Esteri

Cina-India-Pakistan: Pechino lavora alla “ricucitura” indigesta agli Usa

Gli equilibri nella regione potrebbero cambiare in maniera importante

di Ernesto Ferrante -


Il capo della diplomazia cinese, Wang Yi, sarà in visita in Pakistan da oggi a venerdì. L’annuncio ufficiale del ministero degli Esteri di Pechino è arrivato mentre Wang era in India per partecipare alla 24esima riunione dei rappresentanti speciali sulla questione del confine sino-indiano e discutere la riapertura del commercio di frontiera dopo cinque anni di stop.

L’affondo della Cina

La Cina sta ricucendo i rapporti con l’eterna rivale nella regione dell’alleato di ferro Pakistan, capitalizzando i passi falsi degli Stati Uniti di Donald Trump. Wang arriverà a Islamabad per il sesto round del “Dialogo strategico” tra i due Paesi a livello di ministri degli Esteri. Annunciati colloqui con il vice premier e ministro degli Esteri pakistano, Mohammad Ishaq Dar. Secondo i media locali, a fine mese il premier Shehbaz Sharif arriverà in terra cinese per il summit della Sco.

Nel frattempo è salito a 393 morti il bilancio delle vittime delle violente piogge torrenziali monsoniche che da giovedì scorso hanno devastato la provincia montuosa di Khyber-Pakhtunkhwa.

“India e Cina devono considerarsi partner e opportunità, piuttosto che avversari o minacce”. Il ministro degli Esteri cinese Wang Yi ha descritto così, durante la riunione a Nuova Delhi con il suo omologo indiano Subrahmanyam Jaishankar, la nuova fase dei rapporti bilaterali. Secondo il resoconto ufficiale cinese, i legami tra le due potenze asiatiche stanno seguendo un “trend positivo di ritorno sulla strada principale della cooperazione”. Evidenziata la ripartenza del “dialogo a tutti i livelli” e la “mantenuta pace e tranquillità nelle aree di confine”.

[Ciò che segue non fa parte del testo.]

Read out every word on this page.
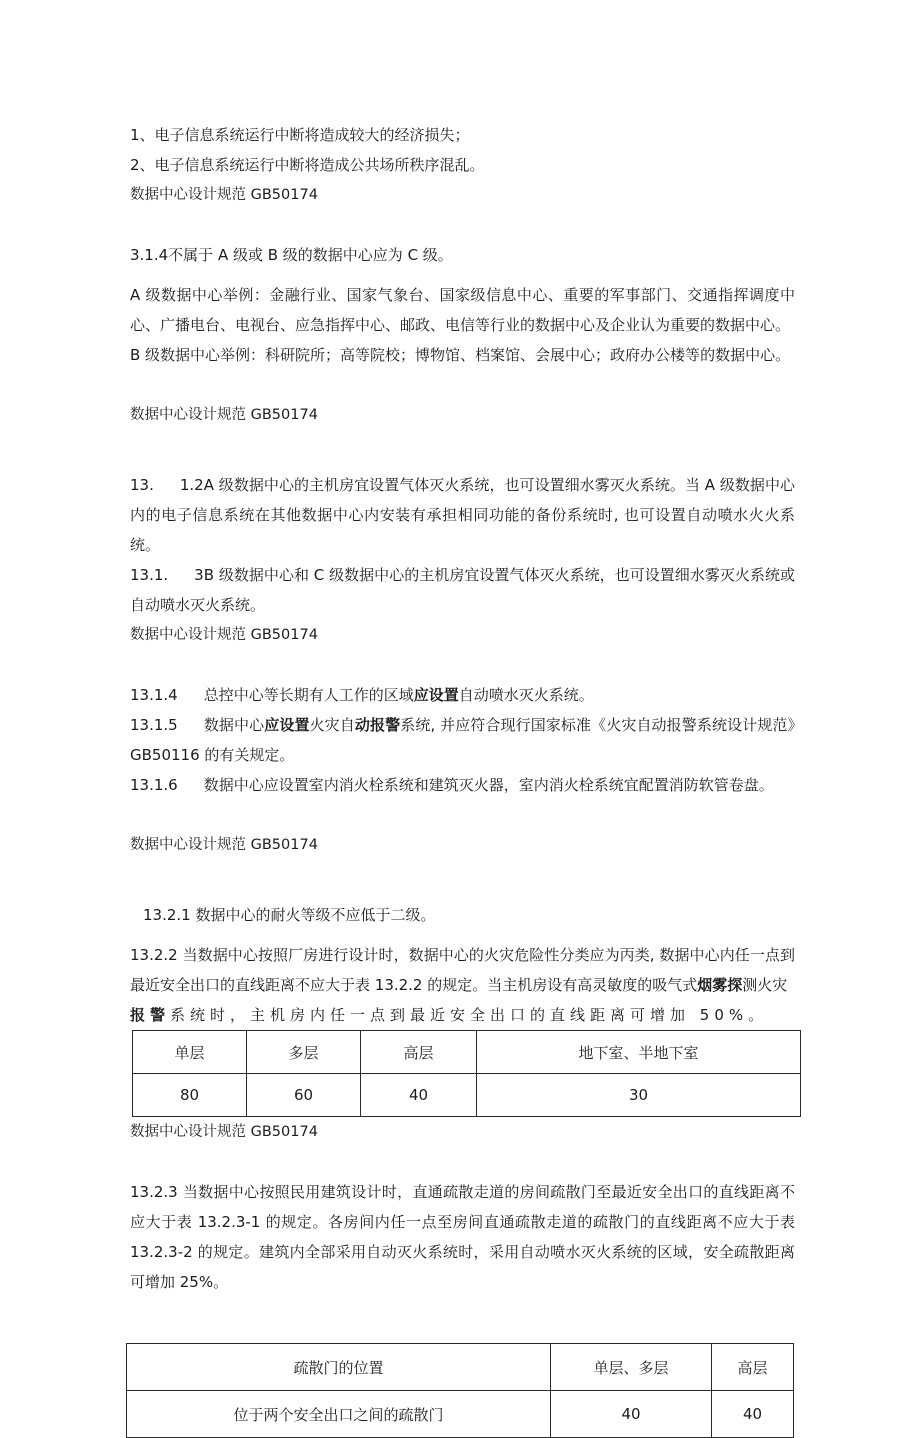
1、电子信息系统运行中断将造成较大的经济损失；

2、电子信息系统运行中断将造成公共场所秩序混乱。

数据中心设计规范 GB50174

3.1.4不属于 A 级或 B 级的数据中心应为 C 级。

A 级数据中心举例：金融行业、国家气象台、国家级信息中心、重要的军事部门、交通指挥调度中心、广播电台、电视台、应急指挥中心、邮政、电信等行业的数据中心及企业认为重要的数据中心。

B 级数据中心举例：科研院所；高等院校；博物馆、档案馆、会展中心；政府办公楼等的数据中心。

数据中心设计规范 GB50174

13. 1.2A 级数据中心的主机房宜设置气体灭火系统，也可设置细水雾灭火系统。当 A 级数据中心内的电子信息系统在其他数据中心内安装有承担相同功能的备份系统时, 也可设置自动喷水火火系统。

13.1. 3B 级数据中心和 C 级数据中心的主机房宜设置气体灭火系统，也可设置细水雾灭火系统或自动喷水灭火系统。

数据中心设计规范 GB50174

13.1.4 总控中心等长期有人工作的区域应设置自动喷水灭火系统。

13.1.5 数据中心应设置火灾自动报警系统, 并应符合现行国家标准《火灾自动报警系统设计规范》GB50116 的有关规定。

13.1.6 数据中心应设置室内消火栓系统和建筑灭火器，室内消火栓系统宜配置消防软管卷盘。

数据中心设计规范 GB50174

13.2.1 数据中心的耐火等级不应低于二级。

13.2.2 当数据中心按照厂房进行设计时，数据中心的火灾危险性分类应为丙类, 数据中心内任一点到最近安全出口的直线距离不应大于表 13.2.2 的规定。当主机房设有高灵敏度的吸气式烟雾探测火灾

报警系统时，主机房内任一点到最近安全出口的直线距离可增加 50%。

单层	多层	高层	地下室、半地下室
80	60	40	30

数据中心设计规范 GB50174

13.2.3 当数据中心按照民用建筑设计时，直通疏散走道的房间疏散门至最近安全出口的直线距离不应大于表 13.2.3-1 的规定。各房间内任一点至房间直通疏散走道的疏散门的直线距离不应大于表 13.2.3-2 的规定。建筑内全部采用自动灭火系统时，采用自动喷水灭火系统的区域，安全疏散距离可增加 25%。

疏散门的位置	单层、多层	高层
位于两个安全出口之间的疏散门	40	40
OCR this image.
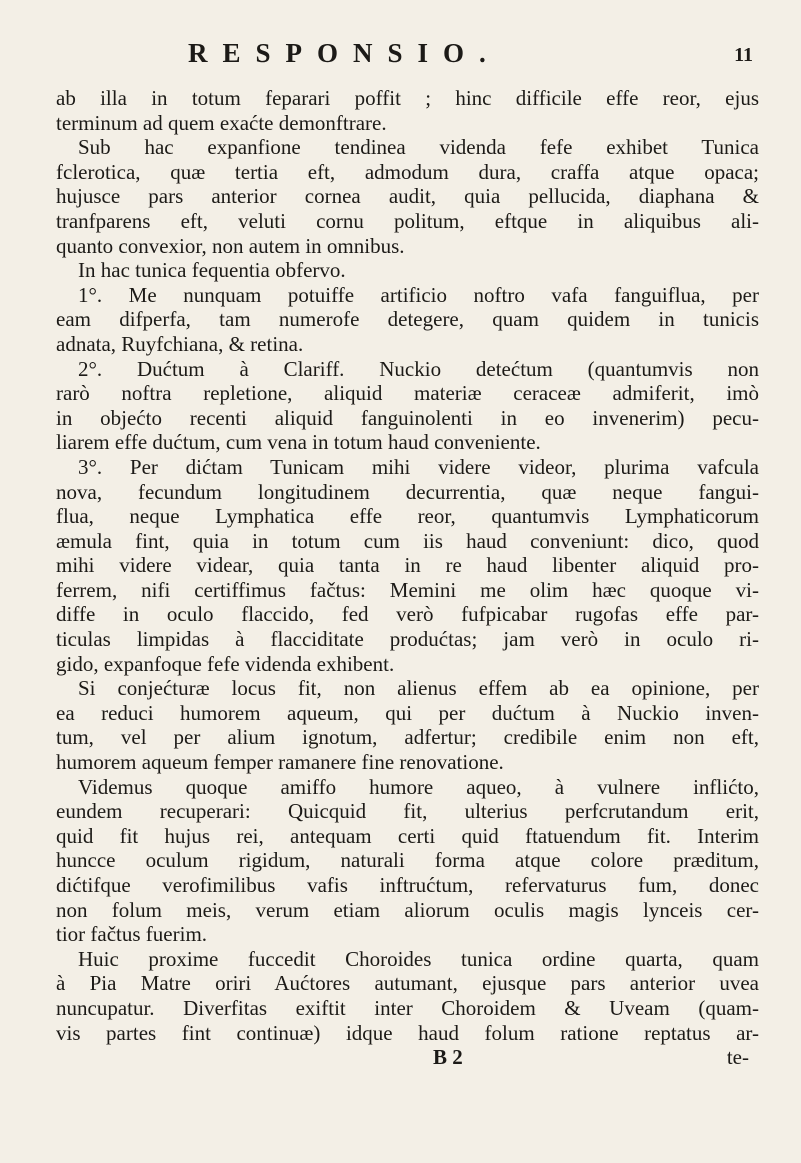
RESPONSIO.	11
ab illa in totum feparari poffit ; hinc difficile effe reor, ejus
terminum ad quem exaćte demonftrare.
Sub hac expanfione tendinea videnda fefe exhibet Tunica
fclerotica, quæ tertia eft, admodum dura, craffa atque opaca;
hujusce pars anterior cornea audit, quia pellucida, diaphana &
tranfparens eft, veluti cornu politum, eftque in aliquibus ali-
quanto convexior, non autem in omnibus.
In hac tunica fequentia obfervo.
1°. Me nunquam potuiffe artificio noftro vafa fanguiflua, per
eam difperfa, tam numerofe detegere, quam quidem in tunicis
adnata, Ruyfchiana, & retina.
2°. Dućtum à Clariff. Nuckio detećtum (quantumvis non
rarò noftra repletione, aliquid materiæ ceraceæ admiferit, imò
in objećto recenti aliquid fanguinolenti in eo invenerim) pecu-
liarem effe dućtum, cum vena in totum haud conveniente.
3°. Per dićtam Tunicam mihi videre videor, plurima vafcula
nova, fecundum longitudinem decurrentia, quæ neque fangui-
flua, neque Lymphatica effe reor, quantumvis Lymphaticorum
æmula fint, quia in totum cum iis haud conveniunt: dico, quod
mihi videre videar, quia tanta in re haud libenter aliquid pro-
ferrem, nifi certiffimus fačtus: Memini me olim hæc quoque vi-
diffe in oculo flaccido, fed verò fufpicabar rugofas effe par-
ticulas limpidas à flacciditate produćtas; jam verò in oculo ri-
gido, expanfoque fefe videnda exhibent.
Si conjećturæ locus fit, non alienus effem ab ea opinione, per
ea reduci humorem aqueum, qui per dućtum à Nuckio inven-
tum, vel per alium ignotum, adfertur; credibile enim non eft,
humorem aqueum femper ramanere fine renovatione.
Videmus quoque amiffo humore aqueo, à vulnere inflićto,
eundem recuperari: Quicquid fit, ulterius perfcrutandum erit,
quid fit hujus rei, antequam certi quid ftatuendum fit. Interim
huncce oculum rigidum, naturali forma atque colore præditum,
dićtifque verofimilibus vafis inftrućtum, refervaturus fum, donec
non folum meis, verum etiam aliorum oculis magis lynceis cer-
tior fačtus fuerim.
Huic proxime fuccedit Choroides tunica ordine quarta, quam
à Pia Matre oriri Aućtores autumant, ejusque pars anterior uvea
nuncupatur. Diverfitas exiftit inter Choroidem & Uveam (quam-
vis partes fint continuæ) idque haud folum ratione reptatus ar-
B 2	te-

I giorni della grande tensione sembrano alle spalle

Il graduale riavvicinamento segna la fine di un periodo di forti attriti originati dallo scontro di confine del 2020. Sono già in corso riflessioni sulla riapertura del commercio transfrontaliero, la ripresa dei voli diretti e il rilascio dei visti turistici. Gli scambi attraverso i valichi himalayani erano stati sospesi dopo la violenta collisione militare costata la vita ad almeno 20 soldati indiani e 4 cinesi.

Modi in Cina

Il primo ministro indiano Narendra Modi si recherà il prossimo 31 agosto a Tianjin per partecipare al vertice dell’Organizzazione per la Cooperazione di Shanghai (Sco), per la sua prima visita in Cina dal 2018. Ad annunciarlo è stato il capo della sicurezza indiano Ajit Doval. All’importante evento sarà presente il leader cinese Xi Jinping. È atteso anche il presidente russo Vladimir Putin.

Le due nazioni più popolose del mondo restano antagoniste per l’influenza in Asia meridionale. L’India ha forti legami strategici con gli Stati Uniti, l’Australia e il Giappone attraverso l’alleanza di sicurezza “Quad”, ma le mosse degli ultimi tempi lasciano presagire la ricerca di equilibri diversi, non solo a livello commerciale.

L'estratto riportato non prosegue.